Kim also failed to raise a genuine issue of material fact precluding summary judgment. He asserted both in an affidavit submitted to the district court in opposition to summary judgment and in his brief on appeal that Price never trafficked in food stamps, relying solely upon Price's denial. Because the affidavit was not based on personal knowledge and because it relied on inadmissible hearsay testimony, the district court properly rejected it. See Keenan v. Allan, 91 F.3d 1275, 1278 (9th Cir. 1996) (affidavit in opposition to summary judgment must be based on personal knowledge); Anheuser-Busch, Inc. v. Natural Beverage Distribs., 69 F.3d 337, 345 n. 4 (9th Cir. 1995) (inadmissible hearsay cannot be used to defeat summary judgment).

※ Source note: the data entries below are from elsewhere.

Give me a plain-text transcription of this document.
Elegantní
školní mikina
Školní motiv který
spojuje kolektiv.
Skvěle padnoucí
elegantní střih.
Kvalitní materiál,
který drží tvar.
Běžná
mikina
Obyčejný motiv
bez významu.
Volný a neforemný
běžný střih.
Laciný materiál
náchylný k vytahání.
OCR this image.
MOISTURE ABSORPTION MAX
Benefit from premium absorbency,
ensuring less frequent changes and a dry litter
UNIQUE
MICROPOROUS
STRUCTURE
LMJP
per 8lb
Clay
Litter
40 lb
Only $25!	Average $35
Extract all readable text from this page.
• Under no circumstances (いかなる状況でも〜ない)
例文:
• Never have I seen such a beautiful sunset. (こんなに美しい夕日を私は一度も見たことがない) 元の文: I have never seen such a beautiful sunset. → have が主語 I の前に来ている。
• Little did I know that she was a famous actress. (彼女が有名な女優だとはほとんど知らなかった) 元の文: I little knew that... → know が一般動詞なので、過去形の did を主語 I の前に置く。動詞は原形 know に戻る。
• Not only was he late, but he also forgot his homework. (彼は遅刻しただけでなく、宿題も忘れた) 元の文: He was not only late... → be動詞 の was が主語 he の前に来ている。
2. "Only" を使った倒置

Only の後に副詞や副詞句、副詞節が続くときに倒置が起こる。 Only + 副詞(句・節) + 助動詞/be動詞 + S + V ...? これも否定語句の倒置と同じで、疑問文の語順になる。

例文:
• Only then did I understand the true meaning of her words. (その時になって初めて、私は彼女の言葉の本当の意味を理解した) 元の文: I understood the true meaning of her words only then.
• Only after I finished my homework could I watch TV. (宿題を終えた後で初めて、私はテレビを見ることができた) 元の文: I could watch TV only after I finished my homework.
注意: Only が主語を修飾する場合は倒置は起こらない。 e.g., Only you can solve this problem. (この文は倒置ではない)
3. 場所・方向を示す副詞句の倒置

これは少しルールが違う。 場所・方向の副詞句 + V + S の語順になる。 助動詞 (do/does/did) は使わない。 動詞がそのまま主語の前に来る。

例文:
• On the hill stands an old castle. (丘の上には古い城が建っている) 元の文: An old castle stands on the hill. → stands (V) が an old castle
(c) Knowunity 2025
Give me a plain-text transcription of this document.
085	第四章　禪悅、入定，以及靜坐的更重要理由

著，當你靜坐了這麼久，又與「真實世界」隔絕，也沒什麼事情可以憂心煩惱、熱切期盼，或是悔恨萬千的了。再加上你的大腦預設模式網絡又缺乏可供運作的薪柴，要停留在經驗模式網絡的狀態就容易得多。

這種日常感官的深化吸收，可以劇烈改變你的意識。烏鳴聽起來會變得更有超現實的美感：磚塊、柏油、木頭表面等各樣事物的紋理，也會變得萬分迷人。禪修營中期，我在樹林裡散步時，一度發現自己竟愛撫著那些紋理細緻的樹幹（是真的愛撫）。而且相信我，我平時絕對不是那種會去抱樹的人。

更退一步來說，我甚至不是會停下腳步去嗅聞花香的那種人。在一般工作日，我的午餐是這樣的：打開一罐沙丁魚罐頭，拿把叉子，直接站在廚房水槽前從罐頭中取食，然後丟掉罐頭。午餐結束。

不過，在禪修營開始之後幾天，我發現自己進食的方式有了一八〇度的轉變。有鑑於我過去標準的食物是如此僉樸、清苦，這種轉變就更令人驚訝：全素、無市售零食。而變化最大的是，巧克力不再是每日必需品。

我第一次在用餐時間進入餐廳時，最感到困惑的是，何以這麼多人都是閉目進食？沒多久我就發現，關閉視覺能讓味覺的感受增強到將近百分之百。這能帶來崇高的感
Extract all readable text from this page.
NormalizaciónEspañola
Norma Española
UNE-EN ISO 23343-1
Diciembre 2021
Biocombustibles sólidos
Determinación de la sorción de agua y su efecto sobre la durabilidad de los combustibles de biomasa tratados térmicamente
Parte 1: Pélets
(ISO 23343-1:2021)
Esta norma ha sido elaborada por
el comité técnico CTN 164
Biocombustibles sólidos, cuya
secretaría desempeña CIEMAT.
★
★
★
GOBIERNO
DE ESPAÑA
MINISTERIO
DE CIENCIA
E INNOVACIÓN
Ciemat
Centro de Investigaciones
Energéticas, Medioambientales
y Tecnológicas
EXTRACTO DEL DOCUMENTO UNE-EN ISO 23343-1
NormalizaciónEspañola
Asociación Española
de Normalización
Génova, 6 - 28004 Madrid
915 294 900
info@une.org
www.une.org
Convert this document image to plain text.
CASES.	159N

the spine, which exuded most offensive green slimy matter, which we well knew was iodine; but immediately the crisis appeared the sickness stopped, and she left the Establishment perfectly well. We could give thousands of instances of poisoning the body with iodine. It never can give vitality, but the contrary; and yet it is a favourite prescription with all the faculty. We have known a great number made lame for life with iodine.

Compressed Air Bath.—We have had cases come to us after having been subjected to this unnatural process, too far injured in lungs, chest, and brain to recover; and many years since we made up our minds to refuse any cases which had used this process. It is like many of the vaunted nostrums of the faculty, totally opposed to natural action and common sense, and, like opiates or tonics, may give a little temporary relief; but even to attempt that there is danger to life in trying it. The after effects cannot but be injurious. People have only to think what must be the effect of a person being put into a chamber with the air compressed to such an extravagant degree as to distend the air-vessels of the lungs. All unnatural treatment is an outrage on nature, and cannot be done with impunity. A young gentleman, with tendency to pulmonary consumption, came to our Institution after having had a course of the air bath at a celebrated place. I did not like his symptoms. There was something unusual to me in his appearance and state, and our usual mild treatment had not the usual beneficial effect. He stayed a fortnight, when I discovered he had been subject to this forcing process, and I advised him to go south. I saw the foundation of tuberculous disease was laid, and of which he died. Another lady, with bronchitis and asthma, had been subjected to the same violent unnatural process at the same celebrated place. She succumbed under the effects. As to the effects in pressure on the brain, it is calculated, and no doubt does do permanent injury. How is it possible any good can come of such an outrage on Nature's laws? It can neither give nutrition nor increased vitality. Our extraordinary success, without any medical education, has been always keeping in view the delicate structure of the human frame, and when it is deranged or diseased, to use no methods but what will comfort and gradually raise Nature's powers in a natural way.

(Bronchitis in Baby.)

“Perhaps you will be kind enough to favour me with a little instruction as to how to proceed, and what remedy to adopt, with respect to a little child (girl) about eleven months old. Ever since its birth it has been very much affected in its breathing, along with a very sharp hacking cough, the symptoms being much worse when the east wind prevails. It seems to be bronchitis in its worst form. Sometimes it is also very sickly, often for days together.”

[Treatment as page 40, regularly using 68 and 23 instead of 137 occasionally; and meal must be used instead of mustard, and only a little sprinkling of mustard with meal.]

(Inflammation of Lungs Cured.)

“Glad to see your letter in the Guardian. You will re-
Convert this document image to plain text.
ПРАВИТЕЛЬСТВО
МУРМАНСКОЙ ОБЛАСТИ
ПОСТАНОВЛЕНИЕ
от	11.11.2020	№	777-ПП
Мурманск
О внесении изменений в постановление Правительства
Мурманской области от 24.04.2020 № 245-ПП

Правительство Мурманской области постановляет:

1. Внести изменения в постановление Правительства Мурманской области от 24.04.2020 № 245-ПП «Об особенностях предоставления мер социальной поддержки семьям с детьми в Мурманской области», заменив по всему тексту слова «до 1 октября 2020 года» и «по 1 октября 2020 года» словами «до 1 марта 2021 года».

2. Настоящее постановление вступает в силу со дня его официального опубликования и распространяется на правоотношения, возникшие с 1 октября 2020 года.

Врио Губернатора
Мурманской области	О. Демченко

We need not decide whether the ten-day time limit imposed by 7 C.F.R. § 278.6(b)(2) on submitting documentary evidence to support a request for a civil money penalty in lieu of permanent disqualification is invalid. Although this argument received a cursory mention by Kim, he does not address this issue in his briefing, and we decline to reach it. See American Int'l Enterprises, Inc. v. FDIC, 3 F.3d 1263, 1266 n. 5 (9th Cir. 1993) ("Issues raised in the brief that are not supported by argument are deemed abandoned.").
We hold that the Food Stamp Act and the regulations promulgated thereunder at issue in this case are valid, constitutional and enforceable against Kim. The district court properly granted summary judgment. Each party will bear its own costs.